Quais sãos erros mais cometidos nos perfis dos usuários? O mais comum é não fornecer detalhes pessoais e usar uma série de clichês. Há uma infinidade de pessoas que coloca “amo caminhadas longas na praia no pôr do sol”. Bom, todos nós gostamos de caminhadas longas na praia no pôr do sol. No final das contas, isso não diz nada sobre a pessoa. Ou, então, escrevem “eu adoro beber vinho em frente à lareira”. Bom, todos gostamos disso. O melhor então é dar detalhes, detalhes, detalhes. Em vez de dizer “eu amo música”, escreva “gosto de Beethoven e de música country”. Outra coisa que costumam fazer muito é inserir fotos com a ex-namorada ou entre um grupo de mulheres. Uma mulher não deseja olhar uma foto de um homem rodeado por outras, ela só quer ver o sujeito. Tampouco querem ver fotos de alguém mal vestido. A vasta maioria das mulheres não quer ver um homem seminu no espelho do banheiro. Isso realmente as desanima. Quando perguntamos “o que te desanima?”, essa foi uma das respostas mais recorrentes: corpos à mostra. Claro, as mulheres estão tão interessadas nos homens sexualmente atraentes como os homens estão interessados em mulheres sexualmente atraentes. Mas elas não querem uma propaganda com uma foto no banheiro. Aliás, essa é outra dica importantíssima: fique longe do toalete com a sua câmera! Também aconselharia as pessoas a não colocar fotos com os filhos. Os outros estão em busca de parceiros, não de crianças.

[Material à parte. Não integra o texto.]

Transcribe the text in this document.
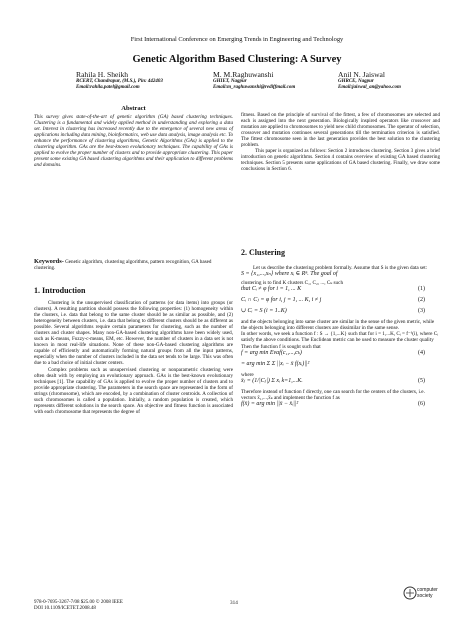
First International Conference on Emerging Trends in Engineering and Technology
Genetic Algorithm Based Clustering: A Survey
Rahila H. Sheikh
RCERT, Chandrapur, (M.S.), Pin: 442403
Email:rahila.patel@gmail.com
M. M.Raghuwanshi
GHIET, Nagpur
Email:m_raghuwanshi@rediffmail.com
Anil N. Jaiswal
GHRCE, Nagpur
Email:jaiswal_an@yahoo.com
Abstract

This survey gives state-of-the-art of genetic algorithm (GA) based clustering techniques. Clustering is a fundamental and widely applied method in understanding and exploring a data set. Interest in clustering has increased recently due to the emergence of several new areas of applications including data mining, bioinformatics, web use data analysis, image analysis etc. To enhance the performance of clustering algorithms, Genetic Algorithms (GAs) is applied to the clustering algorithm. GAs are the best-known evolutionary techniques. The capability of GAs is applied to evolve the proper number of clusters and to provide appropriate clustering. This paper present some existing GA based clustering algorithms and their application to different problems and domains.

Keywords- Genetic algorithm, clustering algorithms, pattern recognition, GA based clustering.
1. Introduction

Clustering is the unsupervised classification of patterns (or data items) into groups (or clusters). A resulting partition should possess the following properties: (1) homogeneity within the clusters, i.e. data that belong to the same cluster should be as similar as possible, and (2) heterogeneity between clusters, i.e. data that belong to different clusters should be as different as possible. Several algorithms require certain parameters for clustering, such as the number of clusters and cluster shapes. Many non-GA-based clustering algorithms have been widely used, such as K-means, Fuzzy-c-means, EM, etc. However, the number of clusters in a data set is not known in most real-life situations. None of these non-GA-based clustering algorithms are capable of efficiently and automatically forming natural groups from all the input patterns, especially when the number of clusters included in the data set tends to be large. This was often due to a bad choice of initial cluster centers.

Complex problems such as unsupervised clustering or nonparametric clustering were often dealt with by employing an evolutionary approach. GAs is the best-known evolutionary techniques [1]. The capability of GAs is applied to evolve the proper number of clusters and to provide appropriate clustering. The parameters in the search space are represented in the form of strings (chromosome), which are encoded, by a combination of cluster centroids. A collection of such chromosomes is called a population. Initially, a random population is created, which represents different solutions in the search space. An objective and fitness function is associated with each chromosome that represents the degree of

fitness. Based on the principle of survival of the fittest, a few of chromosomes are selected and each is assigned into the next generation. Biologically inspired operators like crossover and mutation are applied to chromosomes to yield new child chromosomes. The operator of selection, crossover and mutation continues several generations till the termination criterion is satisfied. The fittest chromosome seen in the last generation provides the best solution to the clustering problem.

This paper is organized as follows: Section 2 introduces clustering. Section 3 gives a brief introduction on genetic algorithms. Section 4 contains overview of existing GA based clustering techniques. Section 5 presents some applications of GA based clustering. Finally, we draw some conclusions in Section 6.

2. Clustering

Let us describe the clustering problem formally. Assume that S is the given data set:

S = {x₁,...,xₙ} where xᵢ ∈ Rⁿ. The goal of

clustering is to find K clusters C₁, C₂, ..., Cₖ such

that Cᵢ ≠ φ for i = 1, ... K	(1)
Cᵢ ∩ Cⱼ = φ for i, j = 1, ... K, i ≠ j	(2)
∪ Cᵢ = S (i = 1..K)	(3)

and the objects belonging into same cluster are similar in the sense of the given metric, while the objects belonging into different clusters are dissimilar in the same sense.

In other words, we seek a function f : S → {1,...K} such that for i = 1,...K, Cᵢ = f⁻¹(i), where Cᵢ satisfy the above conditions. The Euclidean metric can be used to measure the cluster quality

Then the function f is sought such that

f = arg min Evaf(c₁,...,cₖ)	(4)
= arg min Σ Σ ||xᵢ − x̄ f(xᵢ)||²

where

x̄ⱼ = (1/|Cⱼ|) Σ xᵢ k=1,...K.	(5)

Therefore instead of function f directly, one can search for the centers of the clusters, i.e. vectors x̄₁,...,x̄ₖ and implement the function f as

f(x̄) = arg min ||x̄ − x̄ᵢ||²	(6)
978-0-7695-3267-7/08 $25.00 © 2008 IEEE
DOI 10.1109/ICETET.2008.48
314
computer society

Aqueles que se cadastram nesses sites são em geral considerados mais promíscuos? Eles são menos propensos a um relacionamento sério? O que realmente faz alguém parar de procurar parceiros ou sair com outras pessoas é o fato de ela se apaixonar. Fui uma das primeiras, junto a um grupo de amigos, a colocar scanners na cabeça dos pacientes para estudar o que acontece com alguém quando se apaixona. A paixão acontece quando a região abaixo do córtex, responsável pelas emoções, é estimulada. Quem teve essa área acionada não volta para a internet ou para o bar para conhecer outras pessoas pois o único interesse passa a ser um único outro ser humano. Eu estudei a evolução do cérebro humano e ele não mudou. Fomos homo sapiens sapiens por 200 000 anos. Quando a paixão conhece, o cérebro dá aquele “clique”. Essa reação acontece há milhares de anos e é independente da maneira como se deu o encontro.

Quanto tempo demora entre conhecer alguém especial e descadastrar-se no site de internet? Em um estudo que fizemos com solteiros nos Estados Unidos, a maioria nos disse que deixaria de procurar parceiros quando se sentisse exclusivo. Nós não conseguimos decifrar exatamente o que seja isso, mas foi algo que ouvimos bastante. O passo seguinte seria iniciar uma vida a dois. Curiosamente, o homem quer morar junto antes da mulher. Perguntamos aos dois sexos: “quanto tempo até você morar com a pessoa com quem se apaixonou?”. Os homens acreditam que seja depois de seis a doze meses, enquanto as mulheres falaram entre um e dois anos.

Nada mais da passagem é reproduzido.